さらに、国際的人権の充実が二十一世紀の重要な課題です。国際刑事裁判所条約による裁判機構は既にスタートしています。その他、拷問禁止条約とその選択議定書、国際人権規約と個人通報制度、国連の人権委員会などの機能の充実など、多くの課題があります。
北朝鮮による日本人拉致問題も、国際社会での取組を通じた解決方法も構想すべきです。例えば、国連人権委員会の仲介により拉致被害者と家族が対面して話し合い、帰国を実現させる、その一方で国連の機関を通じての人道的な食糧援助を行うことも考えるべきだと思います。
また、人権保障の中核となる個人の自己決定に際し、個人が依拠する価値や信条については多様性を最大限尊重しなければなりません。
地球憲法は、単一の価値や信条を前提としてはなりません。また、ある価値や信条が時間の経過や経験の積み重ねで変化していくことを認めなければなりません。特定の個人や国家の価値観や信条に基づき、価値観の異なる他の国家を崩壊させるようなことは地球憲法の認めるものではありません。民主主義の定着は息の長い寛容のプロセスを経て行われるもので、そのプロセスを経ない民主主義の押し付けは長期的に見るとかえって犠牲が大きいものです。イラク戦争とその後の復興の過程で間違いが起こることを懸念します。
参議院憲法調査会の次のテーマは安全保障です。人間の安全保障という考え方や、イラク、北朝鮮問題でも明らかなように、人権問題と安全保障問題は密接に関連があります。
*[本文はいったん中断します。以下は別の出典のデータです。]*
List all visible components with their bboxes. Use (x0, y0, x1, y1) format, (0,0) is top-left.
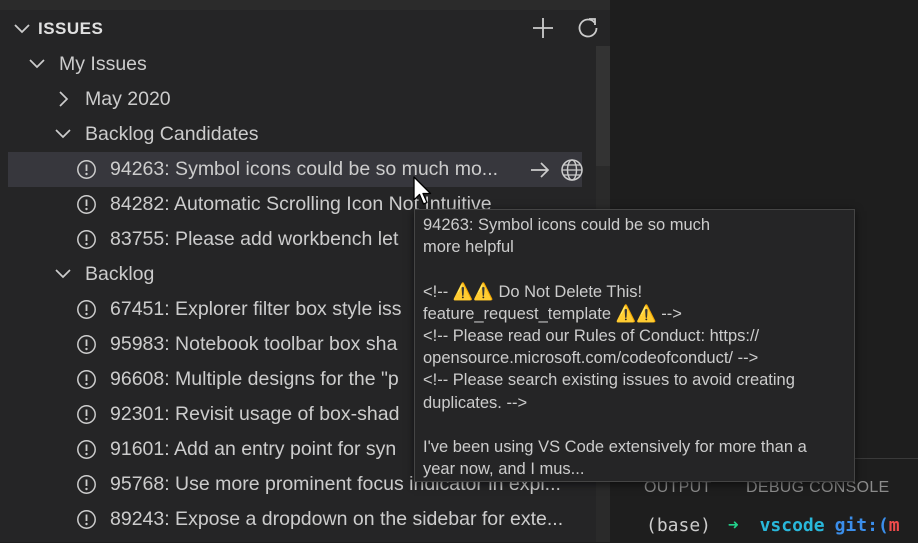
issue-title: 94263: Symbol icons could be so much mo.… (110, 158, 499, 180)
issue-opened-icon (77, 300, 96, 319)
issue-title: 67451: Explorer filter box style iss (110, 298, 402, 320)
tooltip-line: <!-- Please read our Rules of Conduct: h… (423, 326, 760, 345)
group-label: Backlog Candidates (85, 123, 259, 145)
tooltip-line: <!-- Please search existing issues to av… (423, 371, 795, 390)
chevron-down-icon[interactable] (12, 19, 32, 39)
issue-opened-icon (77, 335, 96, 354)
issue-title: 92301: Revisit usage of box-shad (110, 403, 400, 425)
issue-title: 83755: Please add workbench let (110, 228, 399, 250)
terminal-branch: m (888, 515, 900, 536)
terminal-dir: vscode (759, 515, 825, 536)
globe-icon[interactable] (560, 158, 584, 182)
tooltip-line: duplicates. --> (423, 393, 528, 412)
sidebar-top-divider (0, 0, 610, 10)
issue-title: 96608: Multiple designs for the "p (110, 368, 399, 390)
tooltip-line: year now, and I mus... (423, 460, 585, 479)
plus-icon[interactable] (530, 15, 556, 41)
group-label: Backlog (85, 263, 155, 285)
tooltip-line: 94263: Symbol icons could be so much (423, 216, 711, 234)
group-backlog-candidates[interactable]: Backlog Candidates (0, 117, 596, 152)
group-may-2020[interactable]: May 2020 (0, 82, 596, 117)
tooltip-line: more helpful (423, 238, 514, 257)
tooltip-line: feature_request_template ⚠️⚠️ --> (423, 304, 682, 323)
terminal-arrow: ➜ (727, 515, 739, 536)
issue-opened-icon (77, 370, 96, 389)
issue-title: 89243: Expose a dropdown on the sidebar … (110, 508, 564, 530)
issue-opened-icon (77, 475, 96, 494)
chevron-right-icon[interactable] (54, 90, 72, 108)
issue-title: 91601: Add an entry point for syn (110, 438, 397, 460)
issue-opened-icon (77, 195, 96, 214)
issue-row[interactable]: 89243: Expose a dropdown on the sidebar … (0, 502, 596, 537)
issue-row-selected[interactable]: 94263: Symbol icons could be so much mo.… (8, 152, 584, 187)
issue-opened-icon (77, 510, 96, 529)
tooltip-line: opensource.microsoft.com/codeofconduct/ … (423, 349, 759, 368)
refresh-icon[interactable] (575, 15, 601, 41)
terminal-git: git:( (834, 515, 889, 536)
issue-opened-icon (77, 230, 96, 249)
issue-opened-icon (77, 160, 96, 179)
tooltip-line: <!-- ⚠️⚠️ Do Not Delete This! (423, 282, 643, 301)
issue-opened-icon (77, 405, 96, 424)
group-label: May 2020 (85, 88, 171, 110)
issues-section-header[interactable]: ISSUES (0, 11, 610, 45)
mouse-cursor-icon (413, 176, 432, 205)
chevron-down-icon[interactable] (54, 125, 72, 143)
query-my-issues[interactable]: My Issues (0, 47, 596, 82)
tooltip-line (423, 414, 846, 436)
issue-opened-icon (77, 440, 96, 459)
issue-title: 95983: Notebook toolbar box sha (110, 333, 398, 355)
arrow-right-icon[interactable] (528, 158, 552, 182)
terminal-env: (base) (646, 515, 712, 536)
query-label: My Issues (59, 53, 147, 75)
section-title: ISSUES (38, 19, 104, 38)
tooltip-line: I've been using VS Code extensively for … (423, 437, 807, 456)
chevron-down-icon[interactable] (54, 265, 72, 283)
issue-hover-tooltip: 94263: Symbol icons could be so much mor… (414, 209, 855, 482)
scrollbar-thumb[interactable] (596, 46, 610, 166)
chevron-down-icon[interactable] (28, 55, 46, 73)
terminal-line[interactable]: (base) ➜ vscode git:(m (646, 515, 900, 536)
tooltip-line (423, 258, 846, 280)
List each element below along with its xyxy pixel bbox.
私は、人権と安全保障について、国連を中心とする国際機関の実効的措置や、そのための組織や機関の強化について日本は積極的に提案し、行動し、参加していくべきだと思います。
現在の日本政府はアメリカに気兼ねをして非常に消極的になっていますが、そんなことではいけません。国際刑事裁判所を始めとして、最終的には国連軍や国連警察軍の創設に至るまで日本は積極的に発言し行動すべきであることを最後に申し上げて、私の発言を終わります。